L’œuvre de l’écrivain, anthropologue et linguiste Mouloud Mammeri, décédé il y a 23 ans, est « un héritage incommensurable », a déclaré vendredi l’académicien Hacène Hellouane du département de langue française de l’université de Tizi Ouzou.
La bibliographie de Mouloud Mammeri « riche et diverse, elle témoigne de la grandeur intellectuelle de l’homme qui a accompli en une seule vie un travail titanesque qui en a nécessité plusieurs », souligne l’académicien dans un court entretien à l’APS la veille. anniversaire de la mort de l’écrivain, disparu dans la nuit du 25 au 26 février 1989 dans un accident de voiture à Ain Defla.
Rappelant les différentes facettes de linguiste, anthropologue et homme de lettres, Hellouane a affirmé qu’en tant que linguiste, Mammeri a posé les bases nécessaires à la préservation et au développement de la culture et de l’identité amazighes en comprenant très tôt l’importance de l’écriture, qui fait la grandeur de toutes les nations pour éviter le risque de l’inévitable extinction qui les attendait.
« Il a alors commencé à collecter des données et nous a donné la méthodologie, nous incitant à revenir sur ce que les anciens ont fait et dit, et qui est un contenant, et il a travaillé à mettre en place les règles (lexique et grammaire) et à compiler un vocabulaire , qu’il était allé chercher dans les différents dialectes, pour concevoir son dictionnaire, Amawalul », a souligné l’universitaire.
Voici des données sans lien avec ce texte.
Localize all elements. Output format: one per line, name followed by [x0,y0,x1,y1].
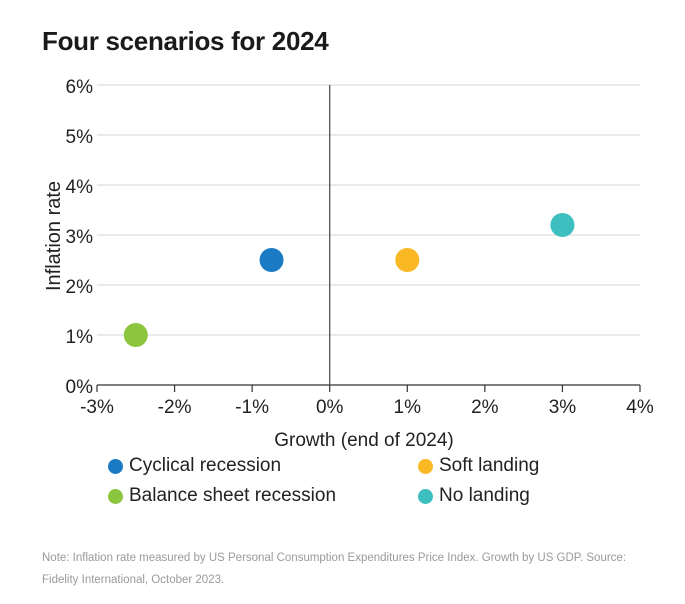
y-tick-label: 4% [66,177,94,198]
chart-legend: Cyclical recession Soft landing Balance … [108,455,628,515]
x-tick-label: 0% [316,397,344,418]
x-tick-labels: -3% -2% -1% 0% 1% 2% 3% 4% [80,397,654,418]
legend-label: Cyclical recession [129,455,282,476]
data-points [123,213,575,347]
legend-swatch [108,458,123,474]
x-tick-label: 3% [549,397,577,418]
legend-item-soft-landing: Soft landing [418,455,539,477]
point-no-landing [550,213,575,237]
chart-title: Four scenarios for 2024 [42,26,329,56]
x-tick-label: -2% [158,397,192,418]
y-tick-labels: 0% 1% 2% 3% 4% 5% 6% [66,77,94,398]
legend-swatch [108,488,123,504]
x-tick-label: 2% [471,397,499,418]
legend-label: No landing [439,485,530,506]
x-tick-label: 4% [626,397,654,418]
point-balance-sheet-recession [123,323,148,347]
y-axis-label: Inflation rate [43,181,65,291]
gridlines [97,84,640,336]
y-tick-label: 1% [66,327,94,348]
chart-note: Note: Inflation rate measured by US Pers… [42,552,627,586]
y-tick-label: 0% [66,377,94,398]
y-tick-label: 5% [66,127,94,148]
x-tick-label: 1% [394,397,422,418]
x-tick-label: -1% [235,397,269,418]
legend-item-cyclical-recession: Cyclical recession [108,455,281,477]
legend-label: Soft landing [439,455,540,476]
legend-label: Balance sheet recession [129,485,337,506]
legend-item-no-landing: No landing [418,485,530,507]
x-tick-label: -3% [80,397,114,418]
legend-swatch [418,488,433,504]
y-tick-label: 6% [66,77,94,98]
y-tick-label: 3% [66,227,94,248]
axes [96,85,641,392]
x-axis-label: Growth (end of 2024) [274,430,454,451]
point-cyclical-recession [259,248,284,272]
legend-item-balance-sheet-recession: Balance sheet recession [108,485,336,507]
legend-swatch [418,458,433,474]
point-soft-landing [395,248,420,272]
y-tick-label: 2% [66,277,94,298]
Mammeri a réussi à préserver d’énormes pans d’histoire
Ce travail a non seulement permis de conserver d’énormes pans de notre histoire et de notre culture faite oralement, en transcrivant les différentes œuvres qui constituent encore aujourd’hui, poursuit Hellouane, La « base essentielle » de tout travail dans cette langue.
En tant qu’homme de lettres, Mammeri a intégré l’universalité sans jamais s’éloigner de sa culture, souligne-t-il, notant qu’« il est allé acquérir la culture de l’autre et est revenu se développer avec la sienne ».
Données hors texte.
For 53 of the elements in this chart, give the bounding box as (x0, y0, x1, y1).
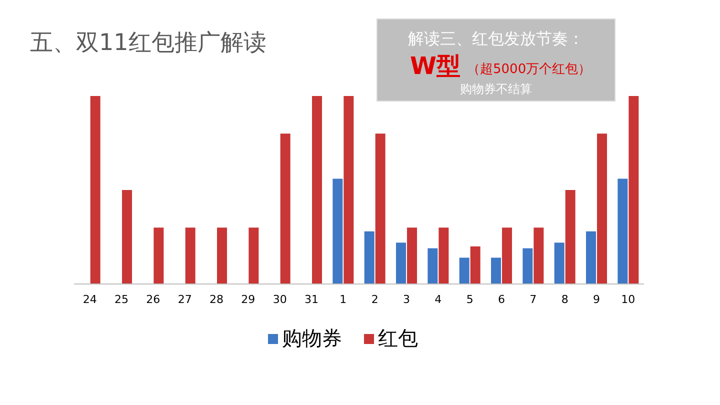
x-tick-label: 31 (304, 293, 318, 306)
legend-label: 红包 (378, 326, 418, 350)
x-tick-label: 29 (241, 293, 256, 306)
bar (364, 231, 374, 284)
bar (90, 96, 100, 284)
bar (185, 228, 196, 284)
bar (618, 178, 628, 284)
x-tick-label: 26 (146, 293, 160, 306)
bar (534, 228, 544, 284)
bar (312, 96, 322, 284)
bar (280, 134, 290, 284)
bar (344, 96, 354, 284)
x-tick-label: 30 (272, 293, 287, 306)
bar (554, 242, 564, 284)
bar (459, 258, 470, 284)
bar (375, 134, 386, 284)
bar (597, 134, 607, 284)
bar (628, 96, 639, 284)
legend-label: 购物券 (282, 326, 342, 350)
x-tick-label: 9 (593, 293, 600, 306)
bar (154, 228, 164, 284)
bar (502, 228, 512, 284)
bar (332, 178, 343, 284)
bar (428, 248, 438, 284)
bar (438, 228, 449, 284)
x-tick-label: 4 (434, 293, 442, 306)
bar (248, 228, 259, 284)
bar (396, 242, 406, 284)
x-tick-label: 8 (561, 293, 568, 306)
bar (407, 228, 417, 284)
bar (217, 228, 227, 284)
x-tick-label: 6 (498, 293, 505, 306)
text: （超5000万个红包） (467, 62, 592, 77)
x-tick-label: 5 (466, 293, 474, 306)
text: 购物券不结算 (460, 82, 532, 96)
bar (470, 246, 480, 284)
x-tick-label: 7 (530, 293, 537, 306)
x-tick-label: 3 (403, 293, 410, 306)
bar (522, 248, 533, 284)
bar (491, 258, 501, 284)
text: 解读三、红包发放节奏： (408, 29, 584, 48)
x-tick-label: 28 (210, 293, 224, 306)
x-tick-label: 2 (371, 293, 378, 306)
bar (122, 190, 132, 284)
x-tick-label: 27 (178, 293, 192, 306)
chart-title: 五、双11红包推广解读 (30, 30, 266, 56)
x-tick-label: 10 (621, 293, 636, 306)
text: W型 (410, 52, 460, 80)
bar (565, 190, 576, 284)
bar (586, 231, 596, 284)
x-tick-label: 25 (114, 293, 128, 306)
x-tick-label: 1 (340, 293, 347, 306)
x-tick-label: 24 (82, 293, 97, 306)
Cette voie choisie par Mammeri était motivée par 2 éléments principaux, « ses capacités intrinsèques et la prise de conscience nécessaire à la préservation et au développement de sa culture, dit-il.
Loin de se replier sur lui-même, Mammeri était « un homme ouvert qui a su contribuer à la construction de l’humanité sans se renier ni s’éloigner de sa culture », a fait remarquer M. Hellouane.
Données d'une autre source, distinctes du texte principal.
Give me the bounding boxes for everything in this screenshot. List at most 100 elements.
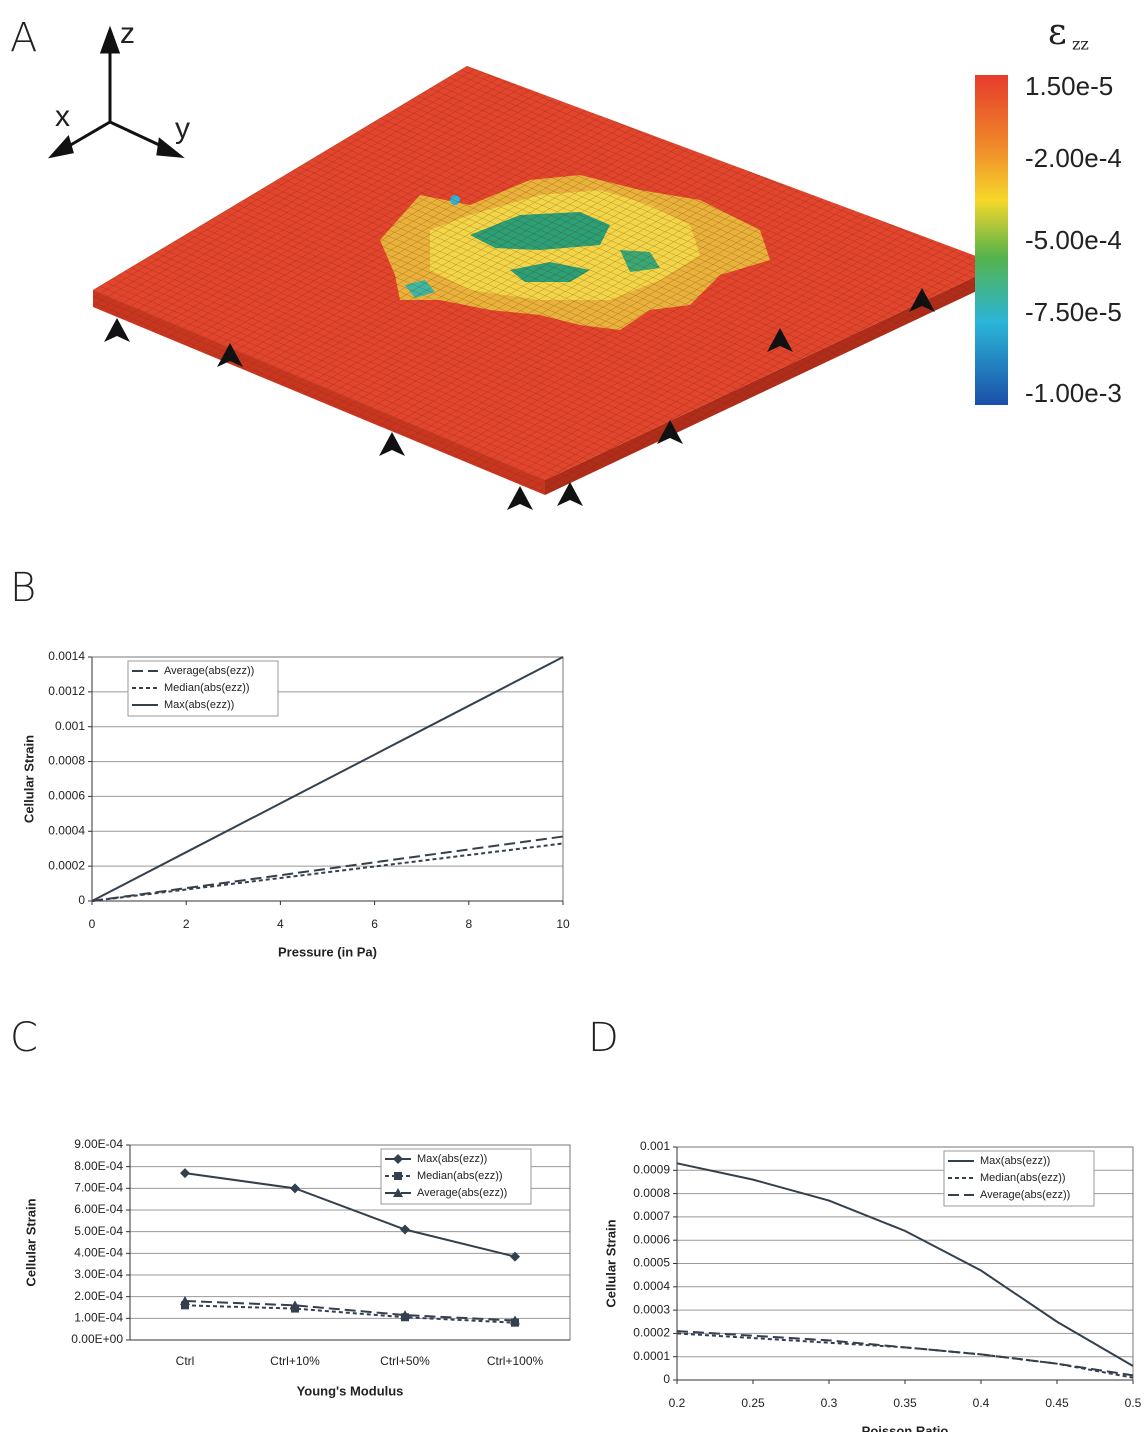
y-tick-label: 0.00E+00 <box>71 1332 123 1346</box>
series-line <box>91 842 564 902</box>
legend-marker <box>393 1188 403 1197</box>
panel-label: A <box>10 15 37 61</box>
legend-marker <box>393 1154 403 1164</box>
marker <box>400 1310 410 1320</box>
marker <box>180 1168 190 1179</box>
plate <box>93 66 1000 495</box>
colorbar-label: -5.00e-4 <box>1025 225 1122 255</box>
y-tick-label: 0 <box>78 893 85 907</box>
x-tick-label: 10 <box>556 917 570 931</box>
x-tick-label: 4 <box>277 917 284 931</box>
y-tick-label: 4.00E-04 <box>74 1246 123 1260</box>
y-tick-label: 0.0008 <box>633 1186 670 1200</box>
series-line <box>184 1172 516 1258</box>
y-tick-label: 0.0006 <box>633 1232 670 1246</box>
x-tick-label: 0.4 <box>973 1396 990 1410</box>
colorbar-label: 1.50e-5 <box>1025 71 1113 101</box>
series-line <box>676 1332 1134 1379</box>
x-axis-title: Poisson Ratio <box>862 1423 949 1432</box>
legend-label: Max(abs(ezz)) <box>164 699 234 711</box>
colorbar-label: -7.50e-5 <box>1025 297 1122 327</box>
y-tick-label: 0.0002 <box>48 858 85 872</box>
marker <box>400 1224 410 1235</box>
colorbar-label: -1.00e-3 <box>1025 378 1122 408</box>
x-tick-label: 0.45 <box>1045 1396 1069 1410</box>
colorbar <box>975 75 1008 405</box>
panel-label: B <box>10 565 36 611</box>
panel-label: D <box>588 1015 619 1061</box>
axis-label: x <box>55 100 70 133</box>
x-tick-label: 0.25 <box>741 1396 765 1410</box>
legend-label: Average(abs(ezz)) <box>417 1187 507 1199</box>
legend-label: Max(abs(ezz)) <box>980 1155 1050 1167</box>
x-tick-label: 0.3 <box>821 1396 838 1410</box>
y-tick-label: 5.00E-04 <box>74 1224 123 1238</box>
y-tick-label: 0.0004 <box>633 1279 670 1293</box>
series-line <box>184 1304 516 1324</box>
x-axis-title: Young's Modulus <box>297 1383 404 1398</box>
x-tick-label: 0.2 <box>669 1396 686 1410</box>
x-tick-label: 0.35 <box>893 1396 917 1410</box>
y-tick-label: 9.00E-04 <box>74 1137 123 1151</box>
marker <box>510 1315 520 1325</box>
legend-marker <box>394 1172 402 1180</box>
x-tick-label: 2 <box>183 917 190 931</box>
marker <box>180 1296 190 1305</box>
axis-triad <box>47 25 185 159</box>
x-tick-label: 8 <box>465 917 472 931</box>
y-tick-label: 0.001 <box>55 719 85 733</box>
legend-label: Median(abs(ezz)) <box>980 1172 1066 1184</box>
colorbar-label: -2.00e-4 <box>1025 143 1122 173</box>
y-tick-label: 0.0005 <box>633 1256 670 1270</box>
x-tick-label: Ctrl <box>176 1354 195 1368</box>
y-tick-label: 6.00E-04 <box>74 1202 123 1216</box>
panel-label: C <box>10 1015 38 1061</box>
series-line <box>184 1300 516 1322</box>
colorbar-subscript: zz <box>1072 35 1089 54</box>
y-axis-title: Cellular Strain <box>23 1198 38 1286</box>
series-line <box>91 835 564 902</box>
axis-label: y <box>175 112 190 145</box>
y-tick-label: 2.00E-04 <box>74 1289 123 1303</box>
y-tick-label: 0.0002 <box>633 1326 670 1340</box>
y-tick-label: 0.0008 <box>48 754 85 768</box>
x-tick-label: 0.5 <box>1125 1396 1142 1410</box>
y-tick-label: 3.00E-04 <box>74 1267 123 1281</box>
x-tick-label: 6 <box>371 917 378 931</box>
marker <box>510 1251 520 1262</box>
supports <box>104 288 935 510</box>
x-axis-title: Pressure (in Pa) <box>278 944 377 959</box>
marker <box>181 1301 189 1310</box>
marker <box>290 1300 300 1310</box>
y-tick-label: 0.0003 <box>633 1302 670 1316</box>
x-tick-label: 0 <box>89 917 96 931</box>
y-tick-label: 0.0009 <box>633 1162 670 1176</box>
y-tick-label: 0.0006 <box>48 789 85 803</box>
series-line <box>676 1162 1134 1367</box>
y-tick-label: 0.0004 <box>48 823 85 837</box>
y-tick-label: 0.001 <box>640 1139 670 1153</box>
y-tick-label: 0 <box>663 1372 670 1386</box>
y-tick-label: 8.00E-04 <box>74 1159 123 1173</box>
marker <box>290 1183 300 1194</box>
x-tick-label: Ctrl+100% <box>487 1354 544 1368</box>
x-tick-label: Ctrl+50% <box>380 1354 430 1368</box>
y-axis-title: Cellular Strain <box>21 735 36 823</box>
y-tick-label: 0.0001 <box>633 1349 670 1363</box>
legend-label: Median(abs(ezz)) <box>417 1170 503 1182</box>
y-tick-label: 1.00E-04 <box>74 1311 123 1325</box>
x-tick-label: Ctrl+10% <box>270 1354 320 1368</box>
y-tick-label: 7.00E-04 <box>74 1181 123 1195</box>
series-line <box>676 1330 1134 1377</box>
series-line <box>91 656 564 902</box>
legend-label: Max(abs(ezz)) <box>417 1153 487 1165</box>
axis-label: z <box>120 17 135 50</box>
y-tick-label: 0.0014 <box>48 649 85 663</box>
legend-label: Median(abs(ezz)) <box>164 682 250 694</box>
colorbar-title: ε <box>1048 12 1067 53</box>
y-tick-label: 0.0007 <box>633 1209 670 1223</box>
legend-label: Average(abs(ezz)) <box>980 1189 1070 1201</box>
y-axis-title: Cellular Strain <box>603 1219 618 1307</box>
y-tick-label: 0.0012 <box>48 684 85 698</box>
Illustrant son point de vue, l’académicien pointe que son roman « La colline oubliée », qui « met en scène un homme oublié », et le paisible village est, en fait, le reflet de tous les bouleversements qui ont secoué le monde à cette époque. »
Il ajoute aussi que Mammeri, comme Kateb Yacine et d’autres écrivains de leur génération, ont vécu des cultures ».